Bianca is Cassio’s lover, who plays an essential role in the play’s tragic development. She participates in Iago’s scheme against her will, helping Othello believe that Desdemona is dishonest. In love with Cassio, Bianca is jealous of him, suspecting him of cheating.
In Scene 1 of Act 4, Iago and Cassio discuss sexual exploits with Bianca. They are berating her for her feelings and devotion, with Cassio refusing to marry her:
I marry her! What? A customer! Prithee, bear some
charity to my wit: do not think it so unwholesome.
(Act 4, Scene 1)
Othello overhears them, thinking that they are talking about Desdemona. He is overwhelmed with rage and jealousy, incapable of seeing reality.
Then Bianca enters the scene with Desdemona’s handkerchief. She throws it at Cassio’s feet, confirming Othello’s suspicions:
Let the devil and his dam haunt you! What did you
mean by that same handkerchief you gave me even now?

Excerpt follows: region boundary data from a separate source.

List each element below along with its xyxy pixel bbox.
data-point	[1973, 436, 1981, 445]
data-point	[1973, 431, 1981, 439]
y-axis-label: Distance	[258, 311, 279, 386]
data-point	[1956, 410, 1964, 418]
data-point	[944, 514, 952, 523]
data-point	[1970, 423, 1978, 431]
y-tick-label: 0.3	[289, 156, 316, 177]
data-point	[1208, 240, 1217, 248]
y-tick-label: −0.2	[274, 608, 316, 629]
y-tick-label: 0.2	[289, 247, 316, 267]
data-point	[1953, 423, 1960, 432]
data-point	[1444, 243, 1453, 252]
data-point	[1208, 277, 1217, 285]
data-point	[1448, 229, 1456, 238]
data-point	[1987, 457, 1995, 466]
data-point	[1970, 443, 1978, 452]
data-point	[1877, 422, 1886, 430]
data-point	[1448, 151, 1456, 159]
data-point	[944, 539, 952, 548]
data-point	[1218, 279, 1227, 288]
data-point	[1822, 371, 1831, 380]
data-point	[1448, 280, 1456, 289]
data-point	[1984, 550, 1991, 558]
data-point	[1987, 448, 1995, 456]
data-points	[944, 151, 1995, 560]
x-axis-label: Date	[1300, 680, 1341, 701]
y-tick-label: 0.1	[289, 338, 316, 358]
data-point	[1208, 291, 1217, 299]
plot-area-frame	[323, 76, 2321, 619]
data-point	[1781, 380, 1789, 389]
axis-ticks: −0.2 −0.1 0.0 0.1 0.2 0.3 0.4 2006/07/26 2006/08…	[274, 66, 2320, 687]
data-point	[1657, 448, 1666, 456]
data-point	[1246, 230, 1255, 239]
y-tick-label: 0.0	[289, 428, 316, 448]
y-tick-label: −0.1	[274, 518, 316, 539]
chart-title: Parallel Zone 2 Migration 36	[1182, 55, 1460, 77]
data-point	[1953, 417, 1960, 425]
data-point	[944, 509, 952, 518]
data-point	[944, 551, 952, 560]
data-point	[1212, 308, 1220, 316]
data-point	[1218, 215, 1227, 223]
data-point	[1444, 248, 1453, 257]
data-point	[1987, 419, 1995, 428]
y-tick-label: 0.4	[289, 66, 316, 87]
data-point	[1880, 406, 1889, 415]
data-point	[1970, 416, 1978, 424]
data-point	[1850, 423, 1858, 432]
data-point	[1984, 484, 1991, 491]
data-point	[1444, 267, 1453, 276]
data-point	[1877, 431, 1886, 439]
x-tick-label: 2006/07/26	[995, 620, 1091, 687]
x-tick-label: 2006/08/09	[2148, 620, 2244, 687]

I was a fine fool to take it. I must take out the
work? A likely piece of work, that you should find
it in your chamber, and not know who left it there!
(Act 4, Scene 1)
This scene is the turning point in the plot development. Bianca works like a tool in Iago’s plan, which leads to an unfortunate result. It proves Othello’s suspicions and makes him desire to murder Desdemona and Cassio.
Bianca is portrayed as an archetypal vulnerable woman. Treated like a sexual object, she depends on men and is abused by them. She is a prostitute looking for love, which she foolishly thinks Cassio can give her. He promises to marry her but treats her without respect and keeps their relationship hidden. Besides, Cassio berates her behind her back.
Bianca is often compared with the characters of Desdemona and Emilia. Her sincere feelings towards Cassio can be compared with Desdemona. Yet Emilia’s cynical conformity to social norms is paralleled with Bianca. As the only unmarried woman in the play, she doesn’t officially belong to any man. Free to leave her lover at any moment, she is more liberated than any other female character. Despite her low social status and reputation, Bianca has more freedom.
Her unfounded jealousy mirrors Othello’s grudge. However, unlike him, Bianca has no power to take action and lacks wicked plans for revenge.